Le mystère du cerveau : l'hippocampe continue d'analyser le langage sous anesthésie générale

Dans le monde médical, on a longtemps cru qu'un patient sous anesthésie générale était totalement coupé du monde extérieur et que sa conscience cessait de traiter les signaux externes. Cependant, une nouvelle étude menée par des scientifiques du Baylor College of Medicine aux États-Unis a bouleversé ces idées reçues. Selon les travaux publiés dans la revue Nature, l'hippocampe, la partie du cerveau humain responsable de la mémoire, continue d'analyser le langage et de prédire les mots même sous anesthésie profonde. C'est ce que rapporte Ixbt.com rapporte .
Une équipe de chercheurs dirigée par le neurochirurgien Samir Sheth a surveillé l'activité cérébrale de sept patients pendant une opération. Pour la première fois, des micro-puces haute résolution appelées Neuropixels ont été utilisées dans l'hippocampe humain. Cette technologie a permis de lire les signaux de centaines de neurones individuels simultanément et avec une précision sans précédent. Bien que les patients soient sous anesthésie profonde grâce au propofol, il s'est avéré que leur cerveau effectuait des calculs complexes.
Comment les neurones traitent-ils le langage ?
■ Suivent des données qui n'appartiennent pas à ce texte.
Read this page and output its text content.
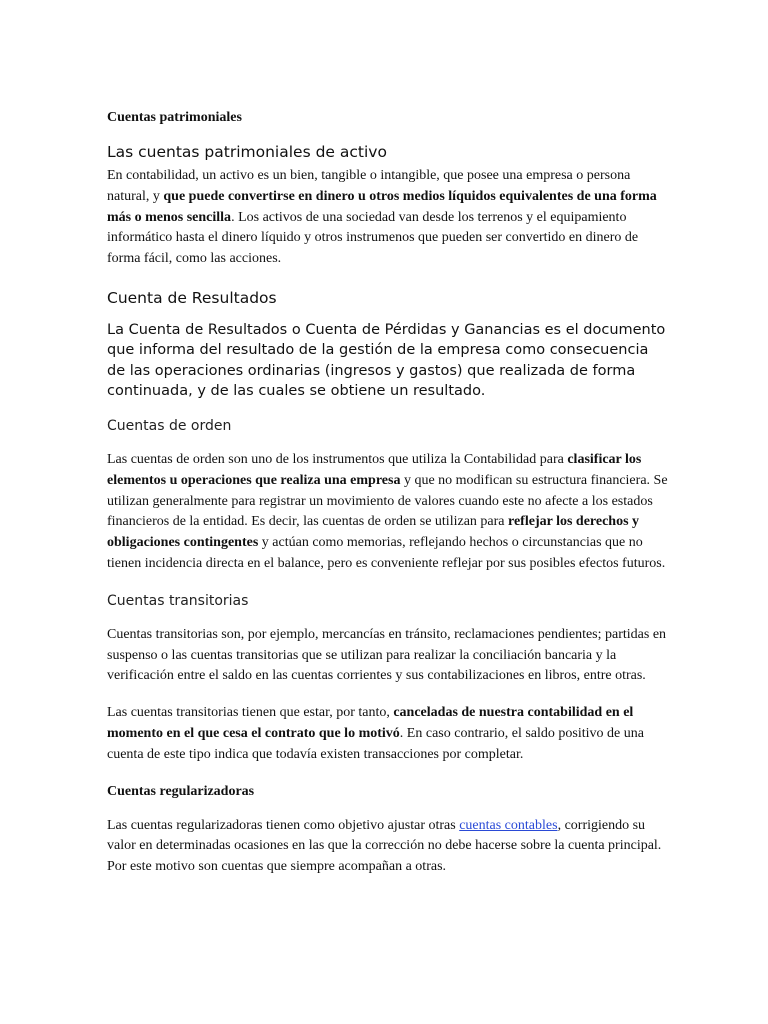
Cuentas patrimoniales
Las cuentas patrimoniales de activo

En contabilidad, un activo es un bien, tangible o intangible, que posee una empresa o persona natural, y que puede convertirse en dinero u otros medios líquidos equivalentes de una forma más o menos sencilla. Los activos de una sociedad van desde los terrenos y el equipamiento informático hasta el dinero líquido y otros instrumenos que pueden ser convertido en dinero de forma fácil, como las acciones.

Cuenta de Resultados

La Cuenta de Resultados o Cuenta de Pérdidas y Ganancias es el documento que informa del resultado de la gestión de la empresa como consecuencia de las operaciones ordinarias (ingresos y gastos) que realizada de forma continuada, y de las cuales se obtiene un resultado.

Cuentas de orden

Las cuentas de orden son uno de los instrumentos que utiliza la Contabilidad para clasificar los elementos u operaciones que realiza una empresa y que no modifican su estructura financiera. Se utilizan generalmente para registrar un movimiento de valores cuando este no afecte a los estados financieros de la entidad. Es decir, las cuentas de orden se utilizan para reflejar los derechos y obligaciones contingentes y actúan como memorias, reflejando hechos o circunstancias que no tienen incidencia directa en el balance, pero es conveniente reflejar por sus posibles efectos futuros.

Cuentas transitorias

Cuentas transitorias son, por ejemplo, mercancías en tránsito, reclamaciones pendientes; partidas en suspenso o las cuentas transitorias que se utilizan para realizar la conciliación bancaria y la verificación entre el saldo en las cuentas corrientes y sus contabilizaciones en libros, entre otras.

Las cuentas transitorias tienen que estar, por tanto, canceladas de nuestra contabilidad en el momento en el que cesa el contrato que lo motivó. En caso contrario, el saldo positivo de una cuenta de este tipo indica que todavía existen transacciones por completar.

Cuentas regularizadoras

Las cuentas regularizadoras tienen como objetivo ajustar otras cuentas contables, corrigiendo su valor en determinadas ocasiones en las que la corrección no debe hacerse sobre la cuenta principal. Por este motivo son cuentas que siempre acompañan a otras.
Au cours de l'expérience, des histoires courtes ont été lues aux patients sous anesthésie. Les résultats ont été surprenants : les neurones de l'hippocampe ont non seulement réagi au son, mais ont également distingué les catégories grammaticales — noms, verbes et adjectifs. Plus important encore, le cerveau a activé le mécanisme de codage prédictif (predictive coding), prédisant le mot suivant dans une phrase sur la base de probabilités, tout comme dans un état d'éveil.Les scientifiques soulignent que ce processus est très similaire au principe de fonctionnement des systèmes d'IA modernes, en particulier les LLM (grands modèles de langage). Tout comme des modèles tels que ChatGPT génèrent le mot suivant en se basant sur le contexte précédent, le cerveau humain sous anesthésie prédit la suite du discours de la même manière. Cette découverte pourrait contribuer à former des concepts communs entre les domaines de la neurobiologie et de l'IA.
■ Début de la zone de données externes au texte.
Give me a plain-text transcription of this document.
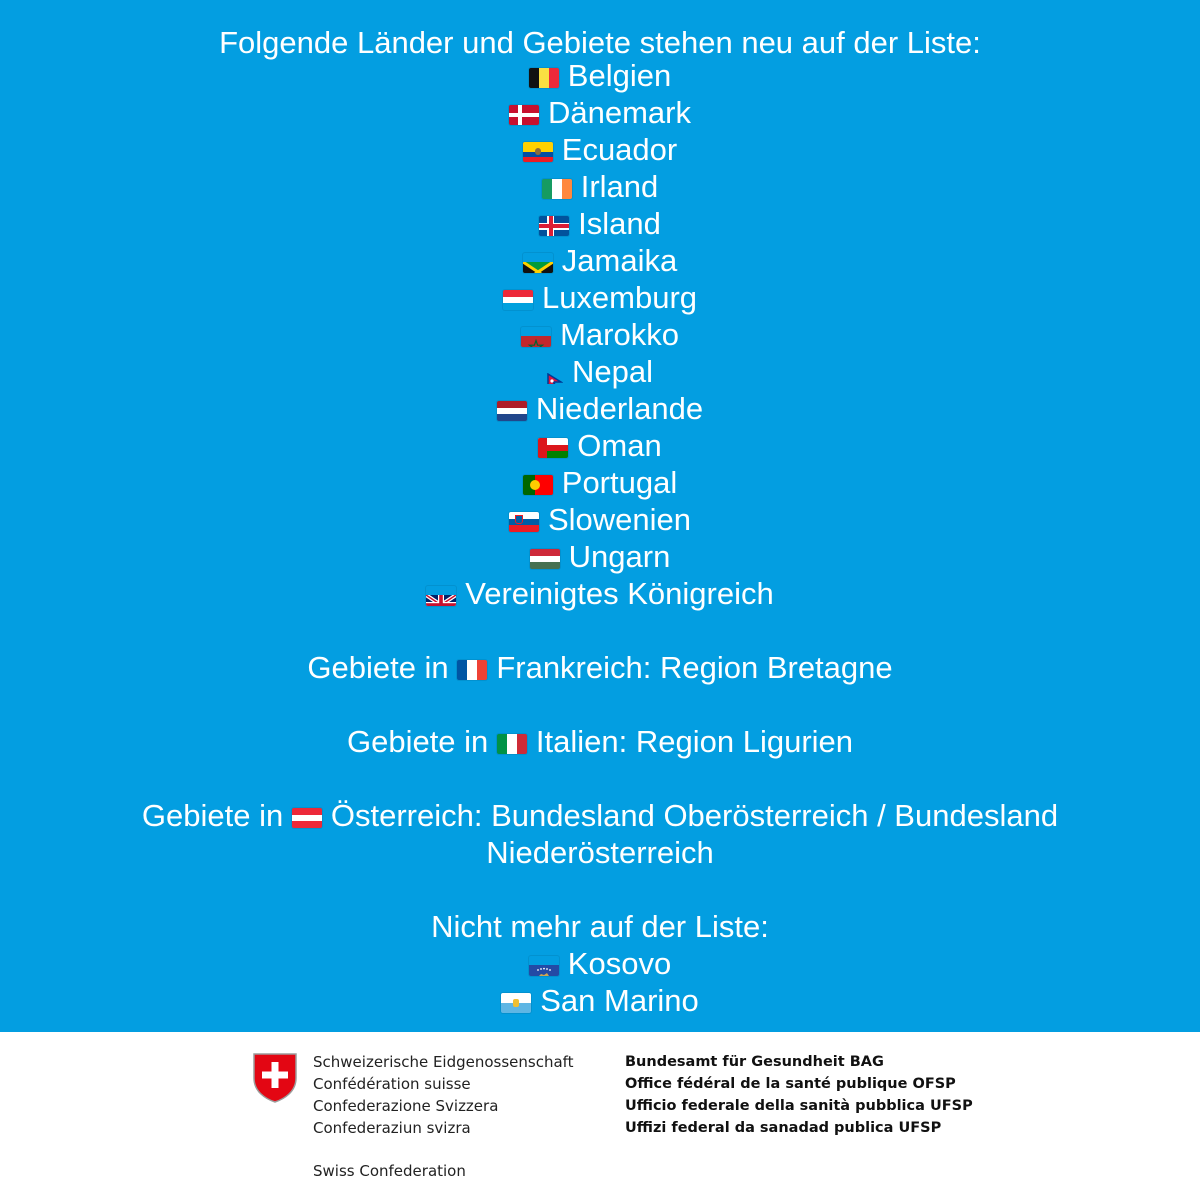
Folgende Länder und Gebiete stehen neu auf der Liste:
Belgien
Dänemark
Ecuador
Irland
Island
Jamaika
Luxemburg
Marokko
Nepal
Niederlande
Oman
Portugal
Slowenien
Ungarn
Vereinigtes Königreich
Gebiete in Frankreich: Region Bretagne
Gebiete in Italien: Region Ligurien
Gebiete in Österreich: Bundesland Oberösterreich / Bundesland
Niederösterreich
Nicht mehr auf der Liste:
Kosovo
San Marino
Schweizerische Eidgenossenschaft
Confédération suisse
Confederazione Svizzera
Confederaziun svizra
Swiss Confederation
Bundesamt für Gesundheit BAG
Office fédéral de la santé publique OFSP
Ufficio federale della sanità pubblica UFSP
Uffizi federal da sanadad publica UFSP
Opportunités et limites futures
L'importance pratique de cette étude est jugée très élevée. De tels signaux obtenus à partir de l'hippocampe pourraient à l'avenir aider à créer des neuroprothèses pour les patients dont les centres du langage sont endommagés ou ayant subi un AVC. En d'autres termes, il devient possible de restaurer les mots qu'une personne souhaite dire grâce à la technologie en analysant l'activité cérébrale.Selon ixbt.com, les chercheurs appellent également à la prudence dans l'interprétation des résultats. Pour l'instant, ce phénomène n'a été observé que sous anesthésie au propofol. On ignore encore si ce processus se répète pendant le sommeil naturel ou dans un état de coma. De plus, comme l'expérience s'est limitée à l'hippocampe, la mesure dans laquelle d'autres parties du cerveau participent à ce processus nécessite des études supplémentaires.
Néanmoins, cette découverte constitue une étape importante prouvant la complexité de la conscience humaine et la capacité du cerveau à maintenir le traitement de l'information même dans les conditions les plus difficiles.